11th Conference on Interaction of the Sea and Atmosphere

9.5

Simulation of the Intraseasonal Oscillation in the ECHAM-4 Model: The Impact of Coupling with an Ocean Model

Susan Kemball-Cook, University of Hawaii, Honolulu, HI; and B. Wang and X. Fu

Two 15 year integrations were made with the ECHAM-4 AGCM; in the first run, the model lower boundary conditions were the observed monthly mean sea surface temperatures, and in the second run, the AGCM was coupled to an intermediate ocean model. The simulation of the intraseasonal oscillation (ISO) in these two runs is compared to observations, with particular emphasis on the boreal summer ISO.
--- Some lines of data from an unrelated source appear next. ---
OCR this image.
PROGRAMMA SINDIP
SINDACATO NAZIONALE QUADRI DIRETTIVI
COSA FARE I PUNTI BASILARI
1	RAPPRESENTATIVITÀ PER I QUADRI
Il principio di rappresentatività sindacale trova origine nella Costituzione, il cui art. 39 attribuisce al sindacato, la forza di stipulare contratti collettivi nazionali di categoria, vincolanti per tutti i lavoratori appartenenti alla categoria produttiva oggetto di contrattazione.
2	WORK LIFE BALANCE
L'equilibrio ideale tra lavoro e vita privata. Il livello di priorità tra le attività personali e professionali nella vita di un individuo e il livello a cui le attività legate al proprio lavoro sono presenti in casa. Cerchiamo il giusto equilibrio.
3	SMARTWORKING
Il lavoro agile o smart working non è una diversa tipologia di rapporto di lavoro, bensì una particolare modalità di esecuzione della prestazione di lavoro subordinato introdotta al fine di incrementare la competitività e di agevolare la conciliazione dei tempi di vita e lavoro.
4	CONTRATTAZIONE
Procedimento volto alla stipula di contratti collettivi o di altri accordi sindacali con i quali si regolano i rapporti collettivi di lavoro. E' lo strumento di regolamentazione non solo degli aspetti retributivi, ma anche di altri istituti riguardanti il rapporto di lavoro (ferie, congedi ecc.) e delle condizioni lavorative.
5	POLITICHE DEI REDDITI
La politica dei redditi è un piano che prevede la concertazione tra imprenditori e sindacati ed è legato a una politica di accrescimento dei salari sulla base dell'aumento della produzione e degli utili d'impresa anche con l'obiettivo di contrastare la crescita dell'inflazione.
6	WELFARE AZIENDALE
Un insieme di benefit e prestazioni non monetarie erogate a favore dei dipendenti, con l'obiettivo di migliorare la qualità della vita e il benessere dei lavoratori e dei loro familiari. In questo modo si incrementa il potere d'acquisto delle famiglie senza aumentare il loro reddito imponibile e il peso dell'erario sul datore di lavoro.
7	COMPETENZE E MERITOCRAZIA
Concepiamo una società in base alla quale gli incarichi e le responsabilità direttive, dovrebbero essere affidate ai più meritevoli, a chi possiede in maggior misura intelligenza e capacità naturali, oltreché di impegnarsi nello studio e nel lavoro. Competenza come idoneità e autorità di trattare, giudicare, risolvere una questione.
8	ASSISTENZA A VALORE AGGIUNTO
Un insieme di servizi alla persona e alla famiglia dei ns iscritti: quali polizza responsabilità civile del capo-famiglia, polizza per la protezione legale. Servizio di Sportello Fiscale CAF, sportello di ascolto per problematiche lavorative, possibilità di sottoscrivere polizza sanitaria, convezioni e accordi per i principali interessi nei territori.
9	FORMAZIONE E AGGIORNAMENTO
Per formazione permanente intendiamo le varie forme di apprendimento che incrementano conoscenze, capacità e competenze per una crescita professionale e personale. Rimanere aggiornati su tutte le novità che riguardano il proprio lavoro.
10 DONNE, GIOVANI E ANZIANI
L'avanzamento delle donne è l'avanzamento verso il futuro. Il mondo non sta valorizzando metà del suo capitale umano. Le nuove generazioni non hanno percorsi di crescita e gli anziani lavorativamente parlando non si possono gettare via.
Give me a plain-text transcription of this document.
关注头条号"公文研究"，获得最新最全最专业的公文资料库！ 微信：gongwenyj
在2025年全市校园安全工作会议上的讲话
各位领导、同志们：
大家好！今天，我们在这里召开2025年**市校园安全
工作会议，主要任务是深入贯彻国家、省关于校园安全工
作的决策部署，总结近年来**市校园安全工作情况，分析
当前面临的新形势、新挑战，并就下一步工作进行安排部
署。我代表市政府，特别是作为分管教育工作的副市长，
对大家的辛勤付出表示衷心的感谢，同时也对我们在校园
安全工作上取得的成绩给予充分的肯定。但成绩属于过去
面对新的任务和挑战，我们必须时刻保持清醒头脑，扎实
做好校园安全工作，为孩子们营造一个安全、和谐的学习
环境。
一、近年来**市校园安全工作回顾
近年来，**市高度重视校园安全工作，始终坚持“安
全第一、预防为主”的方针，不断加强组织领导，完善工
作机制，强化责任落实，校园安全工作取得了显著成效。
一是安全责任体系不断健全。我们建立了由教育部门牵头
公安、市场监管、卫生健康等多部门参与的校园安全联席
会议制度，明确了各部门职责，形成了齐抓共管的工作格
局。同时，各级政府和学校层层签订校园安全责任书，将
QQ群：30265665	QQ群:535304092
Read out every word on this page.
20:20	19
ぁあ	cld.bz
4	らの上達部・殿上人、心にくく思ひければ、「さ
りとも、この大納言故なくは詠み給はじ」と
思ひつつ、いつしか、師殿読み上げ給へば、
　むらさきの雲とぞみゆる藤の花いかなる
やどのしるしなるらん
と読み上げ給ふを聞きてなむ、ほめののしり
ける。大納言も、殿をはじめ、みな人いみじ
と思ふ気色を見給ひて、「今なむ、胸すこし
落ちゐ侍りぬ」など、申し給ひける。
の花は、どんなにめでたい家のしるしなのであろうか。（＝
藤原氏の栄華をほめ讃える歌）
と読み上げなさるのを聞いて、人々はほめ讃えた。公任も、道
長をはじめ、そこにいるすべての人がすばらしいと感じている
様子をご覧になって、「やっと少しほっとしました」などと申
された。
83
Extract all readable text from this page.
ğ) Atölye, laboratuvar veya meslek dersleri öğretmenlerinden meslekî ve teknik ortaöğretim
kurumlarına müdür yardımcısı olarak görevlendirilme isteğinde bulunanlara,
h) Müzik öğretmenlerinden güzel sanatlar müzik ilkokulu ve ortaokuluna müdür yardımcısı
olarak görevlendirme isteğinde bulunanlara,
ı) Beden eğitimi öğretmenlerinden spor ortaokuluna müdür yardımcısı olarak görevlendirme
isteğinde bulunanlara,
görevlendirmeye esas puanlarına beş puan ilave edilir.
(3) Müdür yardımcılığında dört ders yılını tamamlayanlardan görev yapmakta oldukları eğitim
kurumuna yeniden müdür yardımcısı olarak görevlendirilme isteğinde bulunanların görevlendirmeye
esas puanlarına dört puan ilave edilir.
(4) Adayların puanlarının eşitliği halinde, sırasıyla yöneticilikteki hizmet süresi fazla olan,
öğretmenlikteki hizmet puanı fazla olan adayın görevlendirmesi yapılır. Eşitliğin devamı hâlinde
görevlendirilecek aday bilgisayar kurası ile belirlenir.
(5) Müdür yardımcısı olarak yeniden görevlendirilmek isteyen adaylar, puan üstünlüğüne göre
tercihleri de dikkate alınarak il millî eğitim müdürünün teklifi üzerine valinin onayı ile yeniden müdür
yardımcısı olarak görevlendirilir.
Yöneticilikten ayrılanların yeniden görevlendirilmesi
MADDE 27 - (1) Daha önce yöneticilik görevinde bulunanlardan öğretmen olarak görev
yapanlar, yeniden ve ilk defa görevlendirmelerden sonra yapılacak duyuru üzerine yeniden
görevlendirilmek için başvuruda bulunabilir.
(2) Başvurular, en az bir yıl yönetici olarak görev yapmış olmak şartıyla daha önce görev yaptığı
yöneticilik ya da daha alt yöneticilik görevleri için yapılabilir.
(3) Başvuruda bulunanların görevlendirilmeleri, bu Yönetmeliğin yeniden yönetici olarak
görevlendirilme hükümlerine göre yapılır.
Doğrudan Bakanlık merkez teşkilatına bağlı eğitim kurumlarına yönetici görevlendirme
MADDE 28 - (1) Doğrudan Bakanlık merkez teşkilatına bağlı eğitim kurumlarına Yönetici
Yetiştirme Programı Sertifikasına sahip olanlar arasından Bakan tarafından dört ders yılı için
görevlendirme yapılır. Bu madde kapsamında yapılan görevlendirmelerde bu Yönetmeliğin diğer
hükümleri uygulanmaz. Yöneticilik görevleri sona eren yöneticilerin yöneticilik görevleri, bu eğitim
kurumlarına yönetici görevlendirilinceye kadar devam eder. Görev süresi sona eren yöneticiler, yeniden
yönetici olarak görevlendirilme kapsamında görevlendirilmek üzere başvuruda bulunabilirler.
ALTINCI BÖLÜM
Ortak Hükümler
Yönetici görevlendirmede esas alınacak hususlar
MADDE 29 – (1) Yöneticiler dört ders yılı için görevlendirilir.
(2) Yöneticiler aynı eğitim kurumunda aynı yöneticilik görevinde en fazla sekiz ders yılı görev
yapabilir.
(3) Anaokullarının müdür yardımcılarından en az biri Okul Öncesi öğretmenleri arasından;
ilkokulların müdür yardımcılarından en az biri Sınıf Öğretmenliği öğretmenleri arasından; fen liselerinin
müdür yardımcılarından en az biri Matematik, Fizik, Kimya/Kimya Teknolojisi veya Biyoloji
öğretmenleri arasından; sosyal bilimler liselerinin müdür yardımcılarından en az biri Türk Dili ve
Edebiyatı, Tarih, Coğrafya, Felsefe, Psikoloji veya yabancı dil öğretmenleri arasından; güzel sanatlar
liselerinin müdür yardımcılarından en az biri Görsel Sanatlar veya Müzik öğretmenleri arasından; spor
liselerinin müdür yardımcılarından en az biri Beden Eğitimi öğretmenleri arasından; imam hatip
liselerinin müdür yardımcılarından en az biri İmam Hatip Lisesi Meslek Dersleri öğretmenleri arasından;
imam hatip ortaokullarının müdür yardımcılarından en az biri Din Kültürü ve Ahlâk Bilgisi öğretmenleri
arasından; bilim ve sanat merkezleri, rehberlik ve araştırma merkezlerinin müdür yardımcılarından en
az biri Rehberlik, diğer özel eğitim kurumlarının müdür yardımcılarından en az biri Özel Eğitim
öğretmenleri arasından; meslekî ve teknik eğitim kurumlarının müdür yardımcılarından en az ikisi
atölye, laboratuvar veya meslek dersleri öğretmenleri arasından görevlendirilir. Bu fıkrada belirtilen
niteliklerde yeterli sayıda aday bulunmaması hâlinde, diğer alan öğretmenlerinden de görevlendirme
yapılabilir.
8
The overall effect of coupling the AGCM to the ocean model is to improve the intraseasonal variability of the model. Upon coupling, the simulated boreal winter ISO becomes more spatially coherent and has a more realistic phase speed. In the May-June season, the coupled run shows pronounced northward propagation of convection and circulation anomalies in the Indian Ocean, as in the observations, while northward propagation is absent in the uncoupled run. The simulation of the August-October ISO is degraded upon coupling, however. By making a third run with the AGCM running with the coupled model run SST climatology serving as the lower boundary condition, we determine that the coupled run basic state is less conducive to a strong ISO than the uncoupled run basic state. However, allowing the AGCM to interact with the underlying ocean strengthens the ISO, so that the end result of coupling is a more intense and coherent ISO during most of the year. In this model, interaction between the ocean and atmosphere helps to produce a better ISO simulation, however, the effect of coupling depends critically on the new basic state of the coupled model, as is shown by the lack of improvement in the coupled model August-October ISO simulation.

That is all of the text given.